El clamor por una justicia efectiva y el llamado global
El debate sobre la protección de la fauna silvestre y los animales domésticos ha dejado de ser un tema superficial para convertirse en un elemento central de la convivencia y el sentir en el país. Aunque el Estado cuenta con normativas clave como la Ley 700 para la Defensa de los Animales contra Actos de Violencia y Crueldad, la ciudadanía percibe una profunda distancia entre el texto legal y su aplicación cotidiana. De acuerdo con la reciente encuesta de Ipsos CIESMORI, el 57% de los bolivianos manifiesta estar en desacuerdo con la premisa de que en el país se combata y penalice de forma efectiva el maltrato animal, frente a un 38% que mantiene una postura favorable. Este desacuerdo pone en evidencia que hoy más que nunca las labores de cada estado deben empezar a alinearse con las directrices de la Asamblea de las Naciones Unidas para el Medio Ambiente (UNEA), que mediante su resolución sobre bienestar animal y desarrollo sostenible bajo el enfoque One Health ratifica que sancionar la crueldad animal es indispensable para salvaguardar la salud pública, la biodiversidad y el equilibrio ecosistémico global.
La fuerza generacional y la mirada de la conservación
La demanda por un cambio estructural y por sanciones efectivas está impulsada de manera enérgica por las generaciones más jóvenes, quienes muestran la mayor intolerancia ante la impunidad. Los Centennialls (18 a 29 años) encabezan el escepticismo nacional con un 62% de desacuerdo, destacando un contundente 44% que afirma estar totalmente en desacuerdo, seguidos de cerca por los Millennials (30 a 45 años) con un 60% de rechazo. Esta mirada dura contrasta con los adultos mayores de 62 años (Baby Boomers), único segmento donde prevalece una evaluación positiva (51% de acuerdo). Esta preocupación generacional resuena ante la pérdida de fauna y biodiversidad en la región, un panorama que motiva a la juventud boliviana a ejercer una vigilancia constante sobre la preservación de los animales en todos sus entornos.
Formación, género y realidades locales
La encuesta evidencia que el desacuerdo ciudadano crece con el nivel formativo, alcanzando un 63% entre aquellos que cuentan con formación universitaria y de posgrado, duplicando a quienes consideran adecuadas las sanciones vigentes (32%), a diferencia de los niveles de educación básica donde las posturas se equilibran. Al mismo tiempo, las mujeres (60%) expresan una mayor preocupación por la falta de sanciones palpables en comparación con los hombres (54%). En el mapa territorial, mientras El Alto (61%) y La Paz (60%) concentran la mayor demanda de rigor judicial, Cochabamba se posiciona con el mayor optimismo del país al registrar un 43% de aprobación, reflejando la visibilidad de los operativos locales y rescates municipales en Cercado, frente a Santa Cruz, que se sitúa en un punto intermedio con un 40% de respaldo y un 51% de desacuerdo.

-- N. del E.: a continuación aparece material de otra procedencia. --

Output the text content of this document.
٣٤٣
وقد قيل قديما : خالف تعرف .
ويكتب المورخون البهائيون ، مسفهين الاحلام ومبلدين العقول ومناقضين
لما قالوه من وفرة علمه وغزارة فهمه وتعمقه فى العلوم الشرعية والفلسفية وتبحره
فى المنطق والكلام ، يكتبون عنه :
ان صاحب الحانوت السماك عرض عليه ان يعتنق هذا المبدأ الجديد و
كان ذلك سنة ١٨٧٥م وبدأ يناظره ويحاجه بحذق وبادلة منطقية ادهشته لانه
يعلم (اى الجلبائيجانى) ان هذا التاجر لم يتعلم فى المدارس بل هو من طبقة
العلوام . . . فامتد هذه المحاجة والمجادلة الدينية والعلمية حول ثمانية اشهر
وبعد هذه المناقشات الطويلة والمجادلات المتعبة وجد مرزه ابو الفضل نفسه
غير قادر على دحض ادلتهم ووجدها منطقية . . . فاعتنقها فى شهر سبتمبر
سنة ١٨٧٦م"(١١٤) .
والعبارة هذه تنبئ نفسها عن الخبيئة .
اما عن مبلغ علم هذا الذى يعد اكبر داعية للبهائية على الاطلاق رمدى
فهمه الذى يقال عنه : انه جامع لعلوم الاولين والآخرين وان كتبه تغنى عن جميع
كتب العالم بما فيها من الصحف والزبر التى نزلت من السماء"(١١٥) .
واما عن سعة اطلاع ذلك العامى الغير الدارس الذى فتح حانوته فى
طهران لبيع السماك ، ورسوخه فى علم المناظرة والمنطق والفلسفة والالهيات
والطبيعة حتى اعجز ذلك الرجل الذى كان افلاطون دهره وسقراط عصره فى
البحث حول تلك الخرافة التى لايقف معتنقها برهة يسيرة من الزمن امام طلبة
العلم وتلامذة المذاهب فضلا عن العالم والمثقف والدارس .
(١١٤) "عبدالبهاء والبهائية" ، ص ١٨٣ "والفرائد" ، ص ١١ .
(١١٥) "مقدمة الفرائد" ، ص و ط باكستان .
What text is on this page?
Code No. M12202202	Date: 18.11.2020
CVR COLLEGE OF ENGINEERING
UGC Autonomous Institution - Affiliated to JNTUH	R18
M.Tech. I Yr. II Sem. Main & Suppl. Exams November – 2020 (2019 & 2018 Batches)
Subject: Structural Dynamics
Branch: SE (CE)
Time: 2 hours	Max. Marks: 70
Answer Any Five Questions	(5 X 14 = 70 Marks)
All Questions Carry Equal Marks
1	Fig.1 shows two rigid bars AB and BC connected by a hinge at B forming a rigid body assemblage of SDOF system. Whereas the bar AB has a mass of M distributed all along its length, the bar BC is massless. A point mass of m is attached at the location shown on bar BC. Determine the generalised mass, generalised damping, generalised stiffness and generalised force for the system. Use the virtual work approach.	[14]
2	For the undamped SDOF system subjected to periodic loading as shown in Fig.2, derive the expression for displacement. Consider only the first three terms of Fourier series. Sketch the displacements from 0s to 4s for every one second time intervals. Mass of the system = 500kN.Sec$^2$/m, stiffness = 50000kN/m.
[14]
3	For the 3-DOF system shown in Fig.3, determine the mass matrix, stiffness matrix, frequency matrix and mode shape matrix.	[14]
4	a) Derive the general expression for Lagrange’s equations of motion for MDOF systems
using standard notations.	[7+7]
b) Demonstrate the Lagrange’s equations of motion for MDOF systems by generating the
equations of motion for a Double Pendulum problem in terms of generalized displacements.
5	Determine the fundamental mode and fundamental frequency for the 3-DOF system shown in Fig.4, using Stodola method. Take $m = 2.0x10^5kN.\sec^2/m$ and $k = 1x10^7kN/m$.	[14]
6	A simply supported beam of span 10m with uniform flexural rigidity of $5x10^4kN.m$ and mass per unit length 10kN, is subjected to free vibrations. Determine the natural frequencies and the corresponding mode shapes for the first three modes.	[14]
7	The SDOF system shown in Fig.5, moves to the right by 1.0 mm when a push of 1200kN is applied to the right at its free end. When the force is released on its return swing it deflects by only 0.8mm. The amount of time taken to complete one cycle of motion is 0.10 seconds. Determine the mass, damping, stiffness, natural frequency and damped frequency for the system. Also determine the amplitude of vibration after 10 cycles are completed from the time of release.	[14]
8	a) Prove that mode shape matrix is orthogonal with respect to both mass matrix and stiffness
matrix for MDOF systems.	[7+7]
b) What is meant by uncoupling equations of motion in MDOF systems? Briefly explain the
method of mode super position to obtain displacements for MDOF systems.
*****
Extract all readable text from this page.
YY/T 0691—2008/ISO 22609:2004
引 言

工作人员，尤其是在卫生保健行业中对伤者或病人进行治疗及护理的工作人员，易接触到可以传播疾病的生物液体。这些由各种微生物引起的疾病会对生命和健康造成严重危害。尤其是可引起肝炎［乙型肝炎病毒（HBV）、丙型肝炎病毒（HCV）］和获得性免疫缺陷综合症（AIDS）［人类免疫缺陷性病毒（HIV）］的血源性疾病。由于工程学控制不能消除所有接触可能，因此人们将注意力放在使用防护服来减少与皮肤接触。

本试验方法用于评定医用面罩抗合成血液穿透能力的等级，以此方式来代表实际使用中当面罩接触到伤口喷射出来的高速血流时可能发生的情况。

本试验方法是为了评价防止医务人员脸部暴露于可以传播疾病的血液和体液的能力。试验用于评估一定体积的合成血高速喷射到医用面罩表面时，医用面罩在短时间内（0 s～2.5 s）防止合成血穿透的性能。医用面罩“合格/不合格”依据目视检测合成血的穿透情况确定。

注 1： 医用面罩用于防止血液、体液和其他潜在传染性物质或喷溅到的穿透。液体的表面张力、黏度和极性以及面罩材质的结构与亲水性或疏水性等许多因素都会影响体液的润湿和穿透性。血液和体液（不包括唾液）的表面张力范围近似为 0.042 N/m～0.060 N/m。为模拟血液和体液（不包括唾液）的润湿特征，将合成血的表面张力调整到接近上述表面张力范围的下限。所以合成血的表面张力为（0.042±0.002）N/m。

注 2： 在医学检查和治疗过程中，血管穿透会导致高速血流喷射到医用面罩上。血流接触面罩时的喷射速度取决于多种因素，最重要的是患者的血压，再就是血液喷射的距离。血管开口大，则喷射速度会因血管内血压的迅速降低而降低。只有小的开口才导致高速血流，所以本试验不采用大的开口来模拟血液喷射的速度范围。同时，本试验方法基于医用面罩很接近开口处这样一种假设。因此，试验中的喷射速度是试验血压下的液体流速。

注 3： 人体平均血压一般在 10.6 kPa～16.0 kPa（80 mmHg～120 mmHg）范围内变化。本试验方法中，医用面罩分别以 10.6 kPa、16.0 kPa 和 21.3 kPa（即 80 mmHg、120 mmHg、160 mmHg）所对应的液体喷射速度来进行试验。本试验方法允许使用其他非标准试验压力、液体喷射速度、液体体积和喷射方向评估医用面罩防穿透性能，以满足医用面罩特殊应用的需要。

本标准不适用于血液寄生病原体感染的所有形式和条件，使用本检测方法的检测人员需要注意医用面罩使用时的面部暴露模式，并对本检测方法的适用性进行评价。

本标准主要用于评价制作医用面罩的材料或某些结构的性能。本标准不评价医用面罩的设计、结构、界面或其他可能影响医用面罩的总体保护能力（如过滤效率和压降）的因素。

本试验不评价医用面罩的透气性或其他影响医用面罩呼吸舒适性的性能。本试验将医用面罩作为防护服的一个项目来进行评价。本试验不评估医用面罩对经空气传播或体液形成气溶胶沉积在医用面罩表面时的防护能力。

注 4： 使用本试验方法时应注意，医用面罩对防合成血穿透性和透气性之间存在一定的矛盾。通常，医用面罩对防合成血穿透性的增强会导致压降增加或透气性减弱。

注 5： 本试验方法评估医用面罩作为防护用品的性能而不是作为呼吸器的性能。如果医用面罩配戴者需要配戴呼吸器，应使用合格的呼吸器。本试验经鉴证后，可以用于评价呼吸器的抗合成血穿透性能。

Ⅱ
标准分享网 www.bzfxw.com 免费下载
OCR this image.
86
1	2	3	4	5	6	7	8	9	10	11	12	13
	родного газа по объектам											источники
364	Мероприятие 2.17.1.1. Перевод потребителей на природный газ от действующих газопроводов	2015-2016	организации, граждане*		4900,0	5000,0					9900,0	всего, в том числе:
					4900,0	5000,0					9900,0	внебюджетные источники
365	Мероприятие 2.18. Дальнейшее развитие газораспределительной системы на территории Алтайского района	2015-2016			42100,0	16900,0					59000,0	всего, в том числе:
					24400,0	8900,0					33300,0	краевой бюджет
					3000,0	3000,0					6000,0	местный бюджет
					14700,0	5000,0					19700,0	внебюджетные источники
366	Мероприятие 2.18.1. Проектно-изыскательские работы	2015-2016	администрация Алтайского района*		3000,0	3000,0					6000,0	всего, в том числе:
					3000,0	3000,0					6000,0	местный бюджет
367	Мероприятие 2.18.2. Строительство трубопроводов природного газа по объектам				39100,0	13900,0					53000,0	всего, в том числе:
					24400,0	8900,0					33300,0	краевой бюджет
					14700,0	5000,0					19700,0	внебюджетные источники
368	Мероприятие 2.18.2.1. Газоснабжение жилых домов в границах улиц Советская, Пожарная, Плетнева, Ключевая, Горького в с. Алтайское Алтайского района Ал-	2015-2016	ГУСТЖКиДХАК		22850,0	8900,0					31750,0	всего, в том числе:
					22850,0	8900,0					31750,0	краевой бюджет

Compromiso, alianzas y el rol del empresariado
Esta transformación social demuestra que el bienestar y la defensa animal van mucho más allá de la tenencia responsable en el hogar; se trata de una demanda transversal de justicia que exige fortalecer el accionar de entidades especializadas como la Policía Forestal y de Preservación del Medio Ambiente (POFOMA), los albergues de rescate y las fiscalías. En este nuevo ecosistema, el sector privado está llamado a jugar un rol activo a través de alianzas estratégicas, programas de sostenibilidad corporativa, respaldo a operativos de rescate y la adopción integral de políticas respetuosas con los animales y espacios amigables en la comunidad. Para las organizaciones que buscan anticiparse a los cambios culturales y responder a una sociedad más consciente y vigilante, la investigación de mercados se consolida como la herramienta estratégica para entender los valores de la opinión pública y transformar la responsabilidad social en acciones de alto impacto y verdadero propósito.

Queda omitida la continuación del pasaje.